For CUDA, the relevant correctness discussion remains PR #2816, since this branch still uses the legacy pre-#2816 custom CUDA matvec implementation and this PR intentionally does not modify that backend. In particular, the current develop-side signed-int offset limit described above is handled naturally by the #2816 backend replacement rather than by this PR.

Notes on testing

This PR does not add a direct large-memory reproducer for the original host-side overflow.
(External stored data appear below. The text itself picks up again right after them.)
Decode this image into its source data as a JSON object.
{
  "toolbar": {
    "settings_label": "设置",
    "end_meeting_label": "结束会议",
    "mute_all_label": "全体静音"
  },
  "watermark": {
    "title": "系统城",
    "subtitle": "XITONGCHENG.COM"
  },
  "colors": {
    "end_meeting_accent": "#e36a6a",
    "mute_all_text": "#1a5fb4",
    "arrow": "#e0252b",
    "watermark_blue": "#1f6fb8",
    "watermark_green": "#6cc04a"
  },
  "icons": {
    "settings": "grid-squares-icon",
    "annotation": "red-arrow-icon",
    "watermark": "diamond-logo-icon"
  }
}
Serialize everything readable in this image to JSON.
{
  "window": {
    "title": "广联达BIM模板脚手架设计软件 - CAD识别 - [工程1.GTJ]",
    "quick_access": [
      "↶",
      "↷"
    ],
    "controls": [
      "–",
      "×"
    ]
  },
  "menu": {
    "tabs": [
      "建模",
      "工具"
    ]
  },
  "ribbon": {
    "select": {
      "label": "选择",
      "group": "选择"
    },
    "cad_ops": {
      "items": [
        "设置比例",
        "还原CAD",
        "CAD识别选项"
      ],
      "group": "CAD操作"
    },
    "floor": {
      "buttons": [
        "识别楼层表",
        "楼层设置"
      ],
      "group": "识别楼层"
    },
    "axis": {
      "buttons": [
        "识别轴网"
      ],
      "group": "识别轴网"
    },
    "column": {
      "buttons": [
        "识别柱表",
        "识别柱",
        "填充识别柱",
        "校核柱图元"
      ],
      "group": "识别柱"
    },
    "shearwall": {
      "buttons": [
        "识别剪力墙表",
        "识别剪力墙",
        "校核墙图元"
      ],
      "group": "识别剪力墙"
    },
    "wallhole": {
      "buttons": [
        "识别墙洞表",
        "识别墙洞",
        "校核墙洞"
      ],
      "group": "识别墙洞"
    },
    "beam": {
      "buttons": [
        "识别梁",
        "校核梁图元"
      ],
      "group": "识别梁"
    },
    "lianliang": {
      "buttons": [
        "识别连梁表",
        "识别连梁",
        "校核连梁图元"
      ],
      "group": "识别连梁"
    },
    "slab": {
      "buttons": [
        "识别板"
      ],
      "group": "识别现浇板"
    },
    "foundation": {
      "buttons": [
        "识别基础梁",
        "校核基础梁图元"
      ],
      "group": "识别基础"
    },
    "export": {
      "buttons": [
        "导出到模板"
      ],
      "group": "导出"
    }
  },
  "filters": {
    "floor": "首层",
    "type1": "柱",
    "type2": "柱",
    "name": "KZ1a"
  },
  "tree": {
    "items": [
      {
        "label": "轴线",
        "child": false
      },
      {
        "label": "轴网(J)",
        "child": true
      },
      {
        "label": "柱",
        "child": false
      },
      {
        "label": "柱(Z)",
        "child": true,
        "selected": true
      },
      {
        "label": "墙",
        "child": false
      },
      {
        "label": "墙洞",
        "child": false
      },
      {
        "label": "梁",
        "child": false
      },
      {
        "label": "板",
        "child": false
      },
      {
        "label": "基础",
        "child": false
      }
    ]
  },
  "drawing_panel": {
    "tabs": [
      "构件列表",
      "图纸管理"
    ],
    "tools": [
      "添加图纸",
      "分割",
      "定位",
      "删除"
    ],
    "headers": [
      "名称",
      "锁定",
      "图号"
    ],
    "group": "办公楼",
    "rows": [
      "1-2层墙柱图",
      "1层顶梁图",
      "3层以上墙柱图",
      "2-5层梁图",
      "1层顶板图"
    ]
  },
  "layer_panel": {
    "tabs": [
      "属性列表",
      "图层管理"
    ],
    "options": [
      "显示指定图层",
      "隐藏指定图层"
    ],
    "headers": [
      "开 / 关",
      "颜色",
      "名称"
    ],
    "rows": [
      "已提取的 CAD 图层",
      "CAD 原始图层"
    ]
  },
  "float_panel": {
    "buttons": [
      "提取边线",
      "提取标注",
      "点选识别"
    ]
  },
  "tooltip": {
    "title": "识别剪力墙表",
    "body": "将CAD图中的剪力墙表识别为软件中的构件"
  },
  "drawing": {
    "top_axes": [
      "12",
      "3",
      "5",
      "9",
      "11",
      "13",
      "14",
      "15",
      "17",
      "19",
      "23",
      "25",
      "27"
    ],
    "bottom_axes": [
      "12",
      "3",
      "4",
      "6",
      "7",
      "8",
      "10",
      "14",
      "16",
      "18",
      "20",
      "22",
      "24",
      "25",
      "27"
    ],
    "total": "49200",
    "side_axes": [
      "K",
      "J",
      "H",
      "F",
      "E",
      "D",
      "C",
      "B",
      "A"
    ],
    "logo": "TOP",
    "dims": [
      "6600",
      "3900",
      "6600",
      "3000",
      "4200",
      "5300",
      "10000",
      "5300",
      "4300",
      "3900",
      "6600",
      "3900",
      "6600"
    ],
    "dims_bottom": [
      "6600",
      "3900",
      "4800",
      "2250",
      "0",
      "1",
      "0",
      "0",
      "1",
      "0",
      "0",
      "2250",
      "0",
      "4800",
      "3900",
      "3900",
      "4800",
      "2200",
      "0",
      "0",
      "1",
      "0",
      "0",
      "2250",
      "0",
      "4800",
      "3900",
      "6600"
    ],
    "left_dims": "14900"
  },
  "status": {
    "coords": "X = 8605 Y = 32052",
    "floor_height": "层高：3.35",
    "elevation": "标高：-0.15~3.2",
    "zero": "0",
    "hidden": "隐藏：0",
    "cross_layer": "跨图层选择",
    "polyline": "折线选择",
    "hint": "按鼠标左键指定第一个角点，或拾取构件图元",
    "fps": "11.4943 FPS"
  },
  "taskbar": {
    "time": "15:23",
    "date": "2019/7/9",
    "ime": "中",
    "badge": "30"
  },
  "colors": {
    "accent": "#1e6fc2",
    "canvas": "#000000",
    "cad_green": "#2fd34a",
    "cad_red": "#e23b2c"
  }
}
The original failure mode depends on LLP64-style 32-bit unsigned long arithmetic, and a faithful end-to-end reproduction would require a much larger local sparse structure than is practical for a routine test here.

PR Checklist

  • I am submitting my contribution to the develop branch.
  • My contribution generates no new compiler warnings (try with --warnlevel=3 when using meson).
  • My contribution is commented and consistent with SU2 style (https://su2code.github.io/docs_v7/Style-Guide/).
  • I used the pre-commit hook to prevent dirty commits and used pre-commit run --all to format old commits.
  • I have added a test case that demonstrates my contribution, if necessary.
  • I have updated appropriate documentation (Tutorials, Docs Page, config_template.cpp), if necessary.